IL Supreme Court rejects federal successor liability doctrine for IHRA cases
Over many years, federal courts have developed a doctrine for successor liability in labor and employment disputes that evaluates certain factors to determine whether to hold a successor entity responsible for the unfair practices of a predecessor company. Recently, the Illinois Supreme Court rejected the federal successor liability doctrine for cases in Illinois courts arising under the Illinois Human Rights Act (IHRA). Read on to learn why and what it means.
Nursing a claim
Jane Holloway was employed by Oakridge Nursing & Rehabilitation Center, LLC (Rehab), a long-term care facility. In February 2011, she filed a discrimination charge with the Illinois Department of Human Rights (IDHR) alleging age and disability discrimination under the IHRA. Rehab received notice of the charge shortly thereafter.

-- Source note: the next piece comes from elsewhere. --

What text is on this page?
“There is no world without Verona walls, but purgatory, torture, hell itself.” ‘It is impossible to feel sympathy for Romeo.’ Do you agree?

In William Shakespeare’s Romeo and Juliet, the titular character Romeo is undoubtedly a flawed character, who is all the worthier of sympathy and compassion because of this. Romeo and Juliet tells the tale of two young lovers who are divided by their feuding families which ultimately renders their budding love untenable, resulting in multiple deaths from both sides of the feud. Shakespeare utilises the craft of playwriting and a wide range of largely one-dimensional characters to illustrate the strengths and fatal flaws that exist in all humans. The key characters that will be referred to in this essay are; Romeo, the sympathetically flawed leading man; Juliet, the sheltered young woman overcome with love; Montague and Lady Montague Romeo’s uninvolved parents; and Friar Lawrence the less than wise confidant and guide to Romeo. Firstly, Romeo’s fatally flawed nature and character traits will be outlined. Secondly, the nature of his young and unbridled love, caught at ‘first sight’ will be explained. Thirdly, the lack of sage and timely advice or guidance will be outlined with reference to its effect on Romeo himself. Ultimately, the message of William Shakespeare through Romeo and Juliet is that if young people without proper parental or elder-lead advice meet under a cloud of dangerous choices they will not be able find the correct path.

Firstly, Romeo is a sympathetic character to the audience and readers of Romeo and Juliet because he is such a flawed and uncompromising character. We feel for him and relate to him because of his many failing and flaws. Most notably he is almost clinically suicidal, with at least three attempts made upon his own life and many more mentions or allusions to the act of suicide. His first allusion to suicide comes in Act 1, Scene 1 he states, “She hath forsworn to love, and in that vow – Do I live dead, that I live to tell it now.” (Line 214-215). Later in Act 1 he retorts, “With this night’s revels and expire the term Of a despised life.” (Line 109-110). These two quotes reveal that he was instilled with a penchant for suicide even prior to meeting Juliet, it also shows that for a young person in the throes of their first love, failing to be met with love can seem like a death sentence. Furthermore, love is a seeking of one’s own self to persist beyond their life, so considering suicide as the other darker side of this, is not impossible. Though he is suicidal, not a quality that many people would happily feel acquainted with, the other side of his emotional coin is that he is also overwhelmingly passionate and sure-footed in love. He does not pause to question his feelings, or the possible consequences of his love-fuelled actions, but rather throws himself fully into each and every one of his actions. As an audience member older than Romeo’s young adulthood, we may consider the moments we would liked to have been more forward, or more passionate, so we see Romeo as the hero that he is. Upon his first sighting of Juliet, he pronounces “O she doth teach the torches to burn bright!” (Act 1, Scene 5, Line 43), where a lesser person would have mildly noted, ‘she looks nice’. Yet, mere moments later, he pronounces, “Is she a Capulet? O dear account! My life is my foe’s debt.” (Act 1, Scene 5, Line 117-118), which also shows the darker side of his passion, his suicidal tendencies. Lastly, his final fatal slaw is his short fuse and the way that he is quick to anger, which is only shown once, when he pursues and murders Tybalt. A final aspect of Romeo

Rehab began experiencing dire financial trouble, in part because the state of Illinois was a key payor for its long-term care and, due to the state's financial problems, had stopped making payments on Rehab's invoices. This led to Rehab's inability to pay its rent. In June 2011, Rehab gave its landlord the required six-month notice of its intent to terminate the lease.
A shot in the arm
In November 2011, a newly formed entity, Oakridge Healthcare Center, LLC (Healthcare), began negotiations to become the new lessee of the nursing facility operated by Rehab. Ultimately, effective January 1, 2012, Rehab, Healthcare, and the landlord entered into a termination agreement ending the lease with Rehab and making Healthcare the new lessee.